Recently, I wrote an article about tech stocks that were acceptable choices for long-term investments, with a specific point that Apple (AAPL) and Google (GOOG) did not fit this category. I received a lot of feedback from readers, and all of it had two specific themes. First, there were names that investors felt should be included, some I agree with, some not (hence this article). Second, the Apple faithful disagreed with my assertion that the company had no place in a retirement portfolio. Before moving on to part two of my list, I'd like to address that second point.
Apple may very well have a legitimate place in an income portfolio once its transition from growth company to value company is complete. Right now, it seems to be stuck in the middle somewhere. The giant cash hoard, while impressive, isn't quite as impactful as it seems. Once you factor in the amount of taxes and other expenses that must be paid to repatriate that cash, the $137 billion is more like $90 billion. Impressive, but that difference is about 10% of Apple's market cap and indeed makes a difference.
A few things need to happen before Apple becomes a viable long-term play. First, the cash definitely needs to be put to work, hopefully in the form of buybacks or acquisitions. The cash flow of the company is enough to raise the dividend to the 4-5% range without tapping in to its savings. I do agree with Tim Cook that a one-time special dividend is not in anyone's best interest. Second, the growth rate of the company must stabilize. With the current quarter looking like the first in Apple's recent history with negative growth, I'm not willing to bet the farm that this is a one-time occurrence.
Don't get me wrong, I LOVE Apple. I'm simply saying that as a retirement investment (meaning with money you can't afford to lose), my attitude is "wait and see" for now. Without further delay, additional tech names that I like for the long term right now are:
- Lexmark Intl (LXK) - With a 4.71% yield, this printing company pays you to wait for the sector to improve. The leading printing companies, including Lexmark, Hewlett-Packard (HPQ), and Canon (CAJ) have suffered from a lack of innovation over the past few years. I personally use an HP Photosmart printer from four years ago, and I can't see any reason to upgrade to the current year models. As the economy continues to improve, enterprises and government agencies will have more money to spend on upgrading their technology. So why Lexmark? The company realizes that its product innovation has been lagging the overall sector, and it has stepped up R&D accordingly. Lexmark spent 10% of its revenue on R&D last year, and also restructured its production centers and changed its strategy to focus on the areas of the printing business with the most profit potential, like laser printers for enterprise applications.
- STMicroelectronics (STM) - This semiconductor manufacturer has one of the most diverse product portfolios and customer bases in the highly cyclical semiconductor industry, which is why it is my pick from that sector. STM is the largest European semiconductor manufacturer, with products covering all of the major categories of semiconductor devices. Only 24% of the company's revenues are dependent on Europe, with the majority (62%) coming from Asia. As for its diverse customer base, 27% of STM's revenues come from the telecom industry, with the rest coming from automotive (17%), computing (14%), consumer goods (10%) and industrials (9%), and distributors (23%). Therefore, STM's business is not too dependent on any one industry. As far as dividends go, STM pays a yield of just over 5%, making it a great choice for income.

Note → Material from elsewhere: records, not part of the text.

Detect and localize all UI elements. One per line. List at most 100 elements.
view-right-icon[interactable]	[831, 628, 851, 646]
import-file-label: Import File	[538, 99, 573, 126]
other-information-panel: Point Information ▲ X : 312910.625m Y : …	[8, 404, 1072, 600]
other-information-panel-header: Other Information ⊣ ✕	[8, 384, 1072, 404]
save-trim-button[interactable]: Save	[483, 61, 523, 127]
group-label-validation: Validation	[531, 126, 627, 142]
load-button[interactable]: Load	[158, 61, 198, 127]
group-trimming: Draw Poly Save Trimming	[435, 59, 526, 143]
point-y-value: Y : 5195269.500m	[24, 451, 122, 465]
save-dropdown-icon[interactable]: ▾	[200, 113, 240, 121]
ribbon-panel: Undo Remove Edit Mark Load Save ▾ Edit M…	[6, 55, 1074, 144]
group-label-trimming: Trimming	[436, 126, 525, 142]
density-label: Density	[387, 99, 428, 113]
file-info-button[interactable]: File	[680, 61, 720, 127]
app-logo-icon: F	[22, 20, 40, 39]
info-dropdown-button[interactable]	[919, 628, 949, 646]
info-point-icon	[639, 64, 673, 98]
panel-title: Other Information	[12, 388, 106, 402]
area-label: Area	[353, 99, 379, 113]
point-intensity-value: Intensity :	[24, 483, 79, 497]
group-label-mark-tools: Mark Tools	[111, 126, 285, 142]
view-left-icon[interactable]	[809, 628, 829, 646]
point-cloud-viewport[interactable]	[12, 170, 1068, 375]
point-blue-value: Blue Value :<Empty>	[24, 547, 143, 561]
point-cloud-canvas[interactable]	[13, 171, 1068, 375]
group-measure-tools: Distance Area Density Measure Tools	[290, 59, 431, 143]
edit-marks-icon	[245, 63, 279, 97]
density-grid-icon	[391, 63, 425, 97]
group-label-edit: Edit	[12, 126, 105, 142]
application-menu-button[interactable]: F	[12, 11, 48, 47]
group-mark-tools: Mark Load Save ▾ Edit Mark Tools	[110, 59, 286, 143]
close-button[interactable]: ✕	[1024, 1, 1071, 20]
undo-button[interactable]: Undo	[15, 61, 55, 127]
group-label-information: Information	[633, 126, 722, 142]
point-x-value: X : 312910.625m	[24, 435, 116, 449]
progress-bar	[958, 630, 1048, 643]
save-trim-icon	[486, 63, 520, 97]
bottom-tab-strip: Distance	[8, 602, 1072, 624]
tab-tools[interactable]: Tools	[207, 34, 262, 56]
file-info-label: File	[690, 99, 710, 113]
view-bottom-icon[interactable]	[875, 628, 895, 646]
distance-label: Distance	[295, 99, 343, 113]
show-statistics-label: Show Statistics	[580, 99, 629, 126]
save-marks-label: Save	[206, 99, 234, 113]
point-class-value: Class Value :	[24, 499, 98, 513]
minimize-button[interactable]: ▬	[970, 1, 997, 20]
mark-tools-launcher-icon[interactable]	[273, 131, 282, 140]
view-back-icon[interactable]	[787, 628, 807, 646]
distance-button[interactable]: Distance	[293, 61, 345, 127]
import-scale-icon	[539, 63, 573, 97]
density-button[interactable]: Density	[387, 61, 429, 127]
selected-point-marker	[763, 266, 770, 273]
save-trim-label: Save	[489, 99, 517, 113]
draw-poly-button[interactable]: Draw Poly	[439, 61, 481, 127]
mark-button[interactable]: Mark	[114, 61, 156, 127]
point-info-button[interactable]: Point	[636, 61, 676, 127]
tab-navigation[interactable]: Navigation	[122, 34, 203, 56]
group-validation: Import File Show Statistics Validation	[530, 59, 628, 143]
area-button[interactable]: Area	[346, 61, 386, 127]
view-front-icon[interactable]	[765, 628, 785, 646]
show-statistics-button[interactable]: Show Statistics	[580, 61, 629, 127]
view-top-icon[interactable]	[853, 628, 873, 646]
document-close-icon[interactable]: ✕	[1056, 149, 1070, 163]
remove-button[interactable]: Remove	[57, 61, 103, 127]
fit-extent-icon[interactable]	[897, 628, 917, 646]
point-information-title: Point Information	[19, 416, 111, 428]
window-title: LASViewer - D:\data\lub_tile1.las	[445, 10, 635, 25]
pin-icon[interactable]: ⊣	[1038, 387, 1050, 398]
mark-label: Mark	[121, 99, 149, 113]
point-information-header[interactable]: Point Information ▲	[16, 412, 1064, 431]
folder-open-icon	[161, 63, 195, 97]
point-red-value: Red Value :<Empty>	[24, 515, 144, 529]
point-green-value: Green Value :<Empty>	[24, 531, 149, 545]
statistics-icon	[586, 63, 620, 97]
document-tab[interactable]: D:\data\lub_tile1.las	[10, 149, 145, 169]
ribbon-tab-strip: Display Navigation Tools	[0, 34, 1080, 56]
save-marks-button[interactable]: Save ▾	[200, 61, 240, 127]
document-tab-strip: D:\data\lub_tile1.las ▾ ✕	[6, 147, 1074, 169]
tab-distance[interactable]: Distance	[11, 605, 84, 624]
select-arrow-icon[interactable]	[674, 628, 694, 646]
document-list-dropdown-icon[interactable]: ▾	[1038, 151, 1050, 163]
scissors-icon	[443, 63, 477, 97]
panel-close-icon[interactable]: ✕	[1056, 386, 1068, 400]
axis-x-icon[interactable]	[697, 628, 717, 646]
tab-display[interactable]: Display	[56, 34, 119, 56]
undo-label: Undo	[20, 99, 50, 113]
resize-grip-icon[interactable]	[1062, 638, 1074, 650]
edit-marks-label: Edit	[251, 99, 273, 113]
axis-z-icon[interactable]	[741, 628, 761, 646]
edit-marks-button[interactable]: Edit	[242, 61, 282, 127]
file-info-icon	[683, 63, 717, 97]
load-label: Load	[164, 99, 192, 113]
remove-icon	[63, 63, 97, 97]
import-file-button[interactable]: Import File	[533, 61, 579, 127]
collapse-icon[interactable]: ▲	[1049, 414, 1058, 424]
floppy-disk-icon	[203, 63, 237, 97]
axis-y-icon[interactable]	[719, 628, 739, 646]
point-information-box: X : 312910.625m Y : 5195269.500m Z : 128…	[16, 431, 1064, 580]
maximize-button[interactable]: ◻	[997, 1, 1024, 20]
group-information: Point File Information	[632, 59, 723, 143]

- AT&T (T) - NOT Verizon (VZ). While I love Verizon as a company and have written in its favor several times, I feel that it has gotten a bit ahead of itself. The outperformance of Verizon is likely a result of Vodafone (VOD) rumors going around, in addition to higher forward growth expectations (the consensus is 11% annual growth vs. 7.3% for AT&T), but the discrepancy has gotten too great. The yields have separated significantly over the past few months. AT&T now yields 4.94%, significantly more than Verizon's 4.2%. These may sound close, but on a million dollar retirement portfolio, this is a $7,400 difference in annual income! Additionally, Verizon simply seems overvalued, trading at about 21 times earnings, as opposed to a P/E of under 16 for AT&T. For a more extensive explanation of why Verizon is overvalued compared to AT&T, fellow contributor Christopher Grosvenor wrote a great article analyzing just that.
Now, between this list and my last one, long-term investors have a list of six great choices for the technology allocation of their long-term investments. With choices like these and the nice income they provide, there is definitely something for everyone here!
Additional disclosure: I do own Apple LEAPS options and Hewlett-Packard shares, just not in my retirement accounts.